A volte capita, quando ci si trova per la prima volta in un’abitazione, di provare sensazioni di benessere, appagamento, rilassamento o viceversa senso di disagio, freddezza o irrequietezza. Per capire bene le ragioni di queste sensazioni del tutto naturali è necessario far riferimento, oltre che alla mente e ai sentimenti, anche a uno degli organi fondamentali del corpo umano: la pelle. Tutti siamo protetti nella superficie esterna da questa membrana porosa che respira, traspira e permette agli uomini di poter affrontare il mondo esterno senza problemi, cioè senza assorbire sostanze estranee.

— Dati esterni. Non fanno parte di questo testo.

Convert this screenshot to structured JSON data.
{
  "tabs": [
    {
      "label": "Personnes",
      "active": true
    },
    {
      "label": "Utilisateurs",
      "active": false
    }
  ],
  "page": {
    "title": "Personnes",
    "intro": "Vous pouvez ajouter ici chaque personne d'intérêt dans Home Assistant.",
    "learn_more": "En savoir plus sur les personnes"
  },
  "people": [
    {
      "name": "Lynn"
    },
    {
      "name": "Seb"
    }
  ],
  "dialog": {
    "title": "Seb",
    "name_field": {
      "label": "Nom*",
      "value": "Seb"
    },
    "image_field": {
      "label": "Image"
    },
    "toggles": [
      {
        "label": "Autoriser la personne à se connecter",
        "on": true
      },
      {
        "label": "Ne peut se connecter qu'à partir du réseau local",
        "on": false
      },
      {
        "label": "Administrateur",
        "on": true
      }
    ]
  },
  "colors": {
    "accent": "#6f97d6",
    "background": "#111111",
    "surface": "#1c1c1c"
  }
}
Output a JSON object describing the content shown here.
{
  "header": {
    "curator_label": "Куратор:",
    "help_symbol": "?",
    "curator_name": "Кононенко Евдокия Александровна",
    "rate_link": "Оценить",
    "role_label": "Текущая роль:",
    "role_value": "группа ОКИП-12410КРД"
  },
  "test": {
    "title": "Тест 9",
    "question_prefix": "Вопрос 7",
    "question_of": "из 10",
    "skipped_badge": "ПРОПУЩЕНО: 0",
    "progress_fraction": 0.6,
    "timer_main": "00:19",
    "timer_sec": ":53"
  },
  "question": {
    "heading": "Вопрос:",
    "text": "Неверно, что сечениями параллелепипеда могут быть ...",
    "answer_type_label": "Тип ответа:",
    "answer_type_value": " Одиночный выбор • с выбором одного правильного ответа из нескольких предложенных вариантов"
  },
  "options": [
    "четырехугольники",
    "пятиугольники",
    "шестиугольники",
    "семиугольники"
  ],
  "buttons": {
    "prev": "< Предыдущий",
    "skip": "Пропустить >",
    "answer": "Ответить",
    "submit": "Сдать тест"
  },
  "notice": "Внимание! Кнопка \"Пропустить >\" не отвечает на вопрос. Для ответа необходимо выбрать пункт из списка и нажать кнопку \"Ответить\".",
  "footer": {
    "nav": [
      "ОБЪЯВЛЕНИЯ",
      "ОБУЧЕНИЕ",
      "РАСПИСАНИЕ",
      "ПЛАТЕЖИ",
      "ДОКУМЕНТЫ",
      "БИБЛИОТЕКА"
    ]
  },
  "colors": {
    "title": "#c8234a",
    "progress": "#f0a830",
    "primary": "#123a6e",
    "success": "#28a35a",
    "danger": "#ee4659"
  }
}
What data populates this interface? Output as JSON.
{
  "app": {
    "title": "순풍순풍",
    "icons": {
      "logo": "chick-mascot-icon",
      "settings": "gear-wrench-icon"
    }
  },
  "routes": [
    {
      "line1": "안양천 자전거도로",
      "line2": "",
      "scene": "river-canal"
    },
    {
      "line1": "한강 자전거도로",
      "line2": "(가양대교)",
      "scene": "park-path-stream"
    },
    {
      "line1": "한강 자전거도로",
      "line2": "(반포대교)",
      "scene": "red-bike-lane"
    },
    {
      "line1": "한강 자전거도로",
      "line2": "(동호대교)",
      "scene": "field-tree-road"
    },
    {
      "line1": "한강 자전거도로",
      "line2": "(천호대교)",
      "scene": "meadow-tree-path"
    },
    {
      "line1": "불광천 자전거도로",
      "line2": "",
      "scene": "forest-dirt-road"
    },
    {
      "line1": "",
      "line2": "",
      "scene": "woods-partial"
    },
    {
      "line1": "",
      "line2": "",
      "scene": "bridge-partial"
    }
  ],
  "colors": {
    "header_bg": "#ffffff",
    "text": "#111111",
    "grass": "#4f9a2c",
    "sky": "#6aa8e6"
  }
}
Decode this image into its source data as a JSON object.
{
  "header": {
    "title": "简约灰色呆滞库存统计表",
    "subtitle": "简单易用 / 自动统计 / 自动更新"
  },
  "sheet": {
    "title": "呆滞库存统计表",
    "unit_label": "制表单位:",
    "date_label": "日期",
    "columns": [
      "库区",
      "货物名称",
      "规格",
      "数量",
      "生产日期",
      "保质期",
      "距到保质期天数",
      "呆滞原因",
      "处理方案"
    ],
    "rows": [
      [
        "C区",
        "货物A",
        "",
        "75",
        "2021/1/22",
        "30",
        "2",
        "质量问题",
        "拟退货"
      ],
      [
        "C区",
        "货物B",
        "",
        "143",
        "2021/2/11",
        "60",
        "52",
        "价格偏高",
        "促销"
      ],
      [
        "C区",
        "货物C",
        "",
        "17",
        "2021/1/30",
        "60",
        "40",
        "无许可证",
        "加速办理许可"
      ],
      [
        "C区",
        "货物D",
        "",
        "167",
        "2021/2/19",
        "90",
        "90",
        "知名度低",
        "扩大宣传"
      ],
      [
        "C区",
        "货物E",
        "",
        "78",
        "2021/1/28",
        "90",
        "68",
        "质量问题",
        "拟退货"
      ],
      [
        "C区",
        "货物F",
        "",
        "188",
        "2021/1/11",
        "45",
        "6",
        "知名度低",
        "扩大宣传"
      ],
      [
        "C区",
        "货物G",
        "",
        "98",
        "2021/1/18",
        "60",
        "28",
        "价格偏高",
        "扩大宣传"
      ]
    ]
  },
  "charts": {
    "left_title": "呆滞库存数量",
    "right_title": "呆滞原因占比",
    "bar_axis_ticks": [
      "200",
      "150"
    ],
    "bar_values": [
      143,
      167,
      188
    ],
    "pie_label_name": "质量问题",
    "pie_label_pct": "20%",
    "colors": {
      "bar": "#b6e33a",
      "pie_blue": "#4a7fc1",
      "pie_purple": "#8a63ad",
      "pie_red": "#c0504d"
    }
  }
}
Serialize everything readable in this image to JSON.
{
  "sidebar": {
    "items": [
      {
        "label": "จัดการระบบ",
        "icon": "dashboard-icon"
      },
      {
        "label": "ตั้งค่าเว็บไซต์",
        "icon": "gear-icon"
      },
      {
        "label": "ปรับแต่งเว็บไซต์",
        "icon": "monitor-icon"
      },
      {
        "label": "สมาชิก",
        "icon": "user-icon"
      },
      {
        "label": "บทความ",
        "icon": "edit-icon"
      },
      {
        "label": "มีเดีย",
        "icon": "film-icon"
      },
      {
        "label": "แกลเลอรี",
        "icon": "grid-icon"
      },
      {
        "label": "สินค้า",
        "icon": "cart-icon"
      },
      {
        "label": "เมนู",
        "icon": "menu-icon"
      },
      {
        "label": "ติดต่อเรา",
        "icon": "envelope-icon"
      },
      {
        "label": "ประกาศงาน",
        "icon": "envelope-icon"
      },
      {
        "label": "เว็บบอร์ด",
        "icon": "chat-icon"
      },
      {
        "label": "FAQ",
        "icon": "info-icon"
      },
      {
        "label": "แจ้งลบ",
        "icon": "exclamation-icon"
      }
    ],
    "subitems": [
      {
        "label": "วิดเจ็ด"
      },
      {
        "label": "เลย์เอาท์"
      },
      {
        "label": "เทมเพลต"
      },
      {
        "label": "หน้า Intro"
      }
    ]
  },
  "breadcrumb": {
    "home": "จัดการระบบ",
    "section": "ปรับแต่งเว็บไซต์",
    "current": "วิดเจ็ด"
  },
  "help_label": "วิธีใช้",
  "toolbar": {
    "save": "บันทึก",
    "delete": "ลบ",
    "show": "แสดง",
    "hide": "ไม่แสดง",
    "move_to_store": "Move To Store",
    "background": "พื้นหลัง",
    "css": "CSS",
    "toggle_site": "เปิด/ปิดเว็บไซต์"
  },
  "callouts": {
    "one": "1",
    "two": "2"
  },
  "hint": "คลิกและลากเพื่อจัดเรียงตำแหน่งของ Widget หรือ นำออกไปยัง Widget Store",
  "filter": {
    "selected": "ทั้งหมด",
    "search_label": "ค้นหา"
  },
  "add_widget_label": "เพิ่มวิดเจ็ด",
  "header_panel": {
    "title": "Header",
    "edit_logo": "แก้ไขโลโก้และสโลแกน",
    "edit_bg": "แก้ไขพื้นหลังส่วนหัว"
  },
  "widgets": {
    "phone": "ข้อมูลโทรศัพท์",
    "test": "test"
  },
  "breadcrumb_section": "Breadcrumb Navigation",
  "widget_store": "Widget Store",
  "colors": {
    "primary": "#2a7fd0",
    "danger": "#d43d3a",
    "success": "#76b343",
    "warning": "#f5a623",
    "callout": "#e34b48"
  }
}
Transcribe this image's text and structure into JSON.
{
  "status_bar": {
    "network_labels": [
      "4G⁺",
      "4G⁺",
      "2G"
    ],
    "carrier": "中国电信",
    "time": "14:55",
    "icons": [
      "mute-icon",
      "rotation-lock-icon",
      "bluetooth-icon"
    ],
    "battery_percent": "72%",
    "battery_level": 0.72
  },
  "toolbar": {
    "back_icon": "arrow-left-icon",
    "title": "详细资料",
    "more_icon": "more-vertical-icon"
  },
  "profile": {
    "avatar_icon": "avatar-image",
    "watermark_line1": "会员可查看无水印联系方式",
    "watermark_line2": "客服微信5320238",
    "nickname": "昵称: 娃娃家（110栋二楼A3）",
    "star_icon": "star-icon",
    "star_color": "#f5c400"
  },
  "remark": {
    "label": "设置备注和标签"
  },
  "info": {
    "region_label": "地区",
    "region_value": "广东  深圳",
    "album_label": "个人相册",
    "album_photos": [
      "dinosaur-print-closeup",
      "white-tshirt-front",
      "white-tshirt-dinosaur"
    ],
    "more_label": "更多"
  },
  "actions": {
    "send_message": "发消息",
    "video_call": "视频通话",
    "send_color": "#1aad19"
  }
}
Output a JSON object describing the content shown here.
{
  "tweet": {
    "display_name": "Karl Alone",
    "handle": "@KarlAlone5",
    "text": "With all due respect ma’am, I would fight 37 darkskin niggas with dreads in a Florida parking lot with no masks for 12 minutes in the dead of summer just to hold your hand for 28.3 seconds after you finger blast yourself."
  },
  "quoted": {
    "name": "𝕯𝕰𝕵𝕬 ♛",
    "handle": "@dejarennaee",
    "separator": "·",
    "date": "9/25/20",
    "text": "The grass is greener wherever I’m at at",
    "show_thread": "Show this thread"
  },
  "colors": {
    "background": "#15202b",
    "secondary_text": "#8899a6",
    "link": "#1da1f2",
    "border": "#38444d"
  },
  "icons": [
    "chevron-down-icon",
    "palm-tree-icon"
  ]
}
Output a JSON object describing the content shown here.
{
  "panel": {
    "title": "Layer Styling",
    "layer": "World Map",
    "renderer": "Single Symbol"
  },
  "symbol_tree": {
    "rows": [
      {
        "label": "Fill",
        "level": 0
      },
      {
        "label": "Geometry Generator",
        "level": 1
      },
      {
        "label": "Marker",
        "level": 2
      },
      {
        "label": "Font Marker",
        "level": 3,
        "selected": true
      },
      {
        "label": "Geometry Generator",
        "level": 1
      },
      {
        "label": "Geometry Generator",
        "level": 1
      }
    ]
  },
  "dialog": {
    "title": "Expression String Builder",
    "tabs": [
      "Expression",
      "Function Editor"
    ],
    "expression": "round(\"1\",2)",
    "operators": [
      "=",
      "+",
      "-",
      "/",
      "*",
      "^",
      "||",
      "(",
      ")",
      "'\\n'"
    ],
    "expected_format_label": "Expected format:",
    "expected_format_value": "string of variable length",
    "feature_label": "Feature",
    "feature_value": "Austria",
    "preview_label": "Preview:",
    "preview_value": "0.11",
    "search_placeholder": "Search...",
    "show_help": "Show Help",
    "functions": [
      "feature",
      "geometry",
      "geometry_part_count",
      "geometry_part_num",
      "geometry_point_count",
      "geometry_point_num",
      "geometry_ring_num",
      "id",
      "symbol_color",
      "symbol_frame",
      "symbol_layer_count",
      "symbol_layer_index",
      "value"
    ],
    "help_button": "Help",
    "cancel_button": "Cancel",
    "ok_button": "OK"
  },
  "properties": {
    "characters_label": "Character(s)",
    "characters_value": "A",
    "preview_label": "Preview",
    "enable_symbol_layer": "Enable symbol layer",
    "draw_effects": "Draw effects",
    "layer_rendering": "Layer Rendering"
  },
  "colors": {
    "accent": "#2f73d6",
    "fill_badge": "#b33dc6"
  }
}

Sarebbe estremamente pericoloso quindi per l’organismo umano impedire le funzioni della pelle coprendola con sostanze che possono occludere i pori. E’ importante perciò che la cute venga ricoperta con tessuti che non ne impediscano le funzioni principali, che permettano ai pori di eseguire tranquillamente i loro compiti: i vestiti in pratica rappresentano una "seconda pelle". E’ importante che siano realizzati con tessuti naturali come ad esempio il cotone, il lino e la seta anziché con tessuti sintetici, come il poliestere e il nylon. Questi ultimi infatti non solo rendono molto difficile la traspirazione, ma favoriscono la formazione di cariche elettrostatiche che agiscono sulle nostre cellule in modo negativo, con diversi effetti biologici.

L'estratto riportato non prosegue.